FRANK STELLA

Nogaro

Details
FRANK STELLA
Nogaro
oil, colored oilsticks, glitter and lacquer on honeycomb aluminum and fiberglass
115 x 123 x 21in. (292 x 312.4 x 53.4cm.)
Executed in 1981
Provenance
M. Knoedler & Co., Inc., New York
Acquired from the above by the late owners on Oct. 5, 1981 for $90,000
Literature
N. Frackman, "Tracking Stella's Circuit Series," Arts, April 1982, p. 136 (illustrated)
Exhibited
New York, M. Knoedler & Co., Inc., Frank Stella, Oct.-Nov. 1981, p. 106, no. 5 (illustrated)
New York, The Museum of Modern Art; Amsterdam, Stedelijk Museum; Paris, Muse national d'art moderne, Centre Georges Pompidou; Minneapolis, Walker Art Center; Houston, Contemporary Arts Museum, and Los Angeles, County Museum of Art, Frank Stella: 1970-1987, Oct. 1987-Sept. 1989, p. 106 (illustrated)

Lot Essay

Stella began to produce his extraordinary Circuit series in 1980. Named after car racing circuits in Europe, these works are based on a group of twenty-four drawings and maquettes which the artist made in 1980 and which he began to realize on a large scale the following year. He made two large-scale renditions of each maquette--one in which the completed works are three times larger than the maquettes and one in which they are 4.75 times larger--and also one series on a smaller scale--1.25 times the size of the maquette. In all, there are 68 reliefs.

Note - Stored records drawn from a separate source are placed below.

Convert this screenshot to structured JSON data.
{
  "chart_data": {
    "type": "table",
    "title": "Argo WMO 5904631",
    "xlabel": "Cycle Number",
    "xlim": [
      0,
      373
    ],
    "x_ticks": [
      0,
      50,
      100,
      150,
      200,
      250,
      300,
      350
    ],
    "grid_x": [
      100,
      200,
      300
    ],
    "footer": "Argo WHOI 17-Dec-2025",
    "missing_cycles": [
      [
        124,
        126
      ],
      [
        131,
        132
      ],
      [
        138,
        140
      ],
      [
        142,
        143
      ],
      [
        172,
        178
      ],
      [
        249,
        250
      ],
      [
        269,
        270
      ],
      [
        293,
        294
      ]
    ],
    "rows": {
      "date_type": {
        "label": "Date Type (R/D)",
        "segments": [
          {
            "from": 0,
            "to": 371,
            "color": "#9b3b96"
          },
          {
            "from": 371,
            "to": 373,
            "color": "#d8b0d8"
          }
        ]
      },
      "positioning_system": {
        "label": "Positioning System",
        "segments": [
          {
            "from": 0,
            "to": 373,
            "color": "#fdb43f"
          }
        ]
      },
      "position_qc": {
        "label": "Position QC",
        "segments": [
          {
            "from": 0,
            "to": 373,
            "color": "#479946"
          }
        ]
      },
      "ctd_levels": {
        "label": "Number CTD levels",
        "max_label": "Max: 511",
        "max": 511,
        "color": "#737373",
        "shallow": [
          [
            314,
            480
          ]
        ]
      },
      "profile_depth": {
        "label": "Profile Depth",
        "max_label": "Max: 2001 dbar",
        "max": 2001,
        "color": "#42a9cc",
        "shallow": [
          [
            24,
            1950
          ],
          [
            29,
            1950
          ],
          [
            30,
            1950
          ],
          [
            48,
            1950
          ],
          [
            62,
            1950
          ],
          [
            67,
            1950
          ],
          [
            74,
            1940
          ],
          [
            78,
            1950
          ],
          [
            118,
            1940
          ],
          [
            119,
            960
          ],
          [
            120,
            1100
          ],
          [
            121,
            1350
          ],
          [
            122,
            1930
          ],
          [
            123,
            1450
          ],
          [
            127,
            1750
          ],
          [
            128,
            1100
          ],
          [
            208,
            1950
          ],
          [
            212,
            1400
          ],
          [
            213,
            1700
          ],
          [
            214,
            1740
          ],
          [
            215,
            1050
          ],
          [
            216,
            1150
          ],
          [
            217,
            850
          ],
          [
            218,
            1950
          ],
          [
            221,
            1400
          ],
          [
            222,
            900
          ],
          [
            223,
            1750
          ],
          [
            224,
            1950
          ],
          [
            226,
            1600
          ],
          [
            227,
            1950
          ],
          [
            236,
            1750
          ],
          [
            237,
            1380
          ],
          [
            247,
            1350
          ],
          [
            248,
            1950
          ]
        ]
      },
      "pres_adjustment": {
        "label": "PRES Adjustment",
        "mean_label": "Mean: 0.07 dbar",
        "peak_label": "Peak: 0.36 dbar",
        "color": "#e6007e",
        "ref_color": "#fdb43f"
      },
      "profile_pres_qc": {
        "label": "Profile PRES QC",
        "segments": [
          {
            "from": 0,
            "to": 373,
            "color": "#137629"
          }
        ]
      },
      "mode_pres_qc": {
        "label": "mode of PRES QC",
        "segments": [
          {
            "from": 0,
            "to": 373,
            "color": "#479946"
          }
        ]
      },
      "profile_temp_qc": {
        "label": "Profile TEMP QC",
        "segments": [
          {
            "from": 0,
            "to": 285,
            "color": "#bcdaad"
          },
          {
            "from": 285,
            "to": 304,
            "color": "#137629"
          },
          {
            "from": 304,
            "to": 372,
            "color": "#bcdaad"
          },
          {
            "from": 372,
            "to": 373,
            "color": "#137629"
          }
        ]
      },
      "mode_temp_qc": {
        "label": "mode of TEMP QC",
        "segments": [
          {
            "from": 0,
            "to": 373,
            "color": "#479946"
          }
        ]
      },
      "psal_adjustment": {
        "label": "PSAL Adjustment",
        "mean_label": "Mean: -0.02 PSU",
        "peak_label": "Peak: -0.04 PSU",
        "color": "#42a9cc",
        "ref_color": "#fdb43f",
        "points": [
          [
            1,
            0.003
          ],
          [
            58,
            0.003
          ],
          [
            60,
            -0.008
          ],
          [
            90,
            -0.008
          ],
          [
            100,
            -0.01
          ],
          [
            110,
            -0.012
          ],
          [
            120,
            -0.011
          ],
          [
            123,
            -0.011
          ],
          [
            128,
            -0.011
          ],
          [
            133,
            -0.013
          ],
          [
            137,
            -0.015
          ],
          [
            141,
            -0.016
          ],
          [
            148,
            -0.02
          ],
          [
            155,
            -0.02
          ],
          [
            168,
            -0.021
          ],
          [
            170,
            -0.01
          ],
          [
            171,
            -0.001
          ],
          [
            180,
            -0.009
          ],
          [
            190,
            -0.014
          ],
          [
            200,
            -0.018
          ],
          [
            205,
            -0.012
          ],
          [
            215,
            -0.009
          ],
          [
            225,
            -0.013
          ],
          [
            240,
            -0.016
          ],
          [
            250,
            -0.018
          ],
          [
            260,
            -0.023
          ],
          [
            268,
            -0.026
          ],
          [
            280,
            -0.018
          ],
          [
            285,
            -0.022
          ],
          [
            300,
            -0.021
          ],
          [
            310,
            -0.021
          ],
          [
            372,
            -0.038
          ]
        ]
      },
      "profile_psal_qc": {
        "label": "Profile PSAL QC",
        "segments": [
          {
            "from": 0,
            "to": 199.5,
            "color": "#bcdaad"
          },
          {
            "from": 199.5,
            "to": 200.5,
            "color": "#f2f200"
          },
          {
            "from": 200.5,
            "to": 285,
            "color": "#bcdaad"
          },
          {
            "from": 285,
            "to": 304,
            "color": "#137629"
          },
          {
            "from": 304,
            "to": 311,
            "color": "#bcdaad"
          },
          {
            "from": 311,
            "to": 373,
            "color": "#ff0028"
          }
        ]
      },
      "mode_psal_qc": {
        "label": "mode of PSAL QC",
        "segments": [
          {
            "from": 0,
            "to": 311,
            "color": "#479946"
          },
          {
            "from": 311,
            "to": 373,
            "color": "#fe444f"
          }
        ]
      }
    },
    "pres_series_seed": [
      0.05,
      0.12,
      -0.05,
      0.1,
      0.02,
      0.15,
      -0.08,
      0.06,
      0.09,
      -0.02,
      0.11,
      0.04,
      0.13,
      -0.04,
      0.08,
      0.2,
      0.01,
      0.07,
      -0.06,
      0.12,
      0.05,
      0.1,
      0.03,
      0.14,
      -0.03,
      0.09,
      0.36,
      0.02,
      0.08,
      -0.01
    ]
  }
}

In the Circuit series, Stella extended his artistic vocabulary in two ways: he began to use a Flexicurve, a flexible tool made of metal and rubber that can be bent to provide an infinite variety of smooth curves. He also recovered from his workshop the negative shapes left over from earlier curves which he had cut. The long sinuous curves from the Flexicurve and the irregular, sometimes awkward shapes of the fragmentary elements dramatically altered the compositions he was able to make.

Perhaps the most remarkable aspect of the Circuit series is the drama with which Stella paints the metal forms. The variety in application and texture that he is able to produce, particularly evident if a comparison is made between two versions of a given image, is remarkable. He uses wax crayons, transparent glazes and a variety of texturing devices similar to those used by the Cubists. Rubin draws a comparison between Stella and Picasso in his Cubist period, and notes that Stella made several visits to the 1980 Picasso retrospective at The Museum of Modern Art.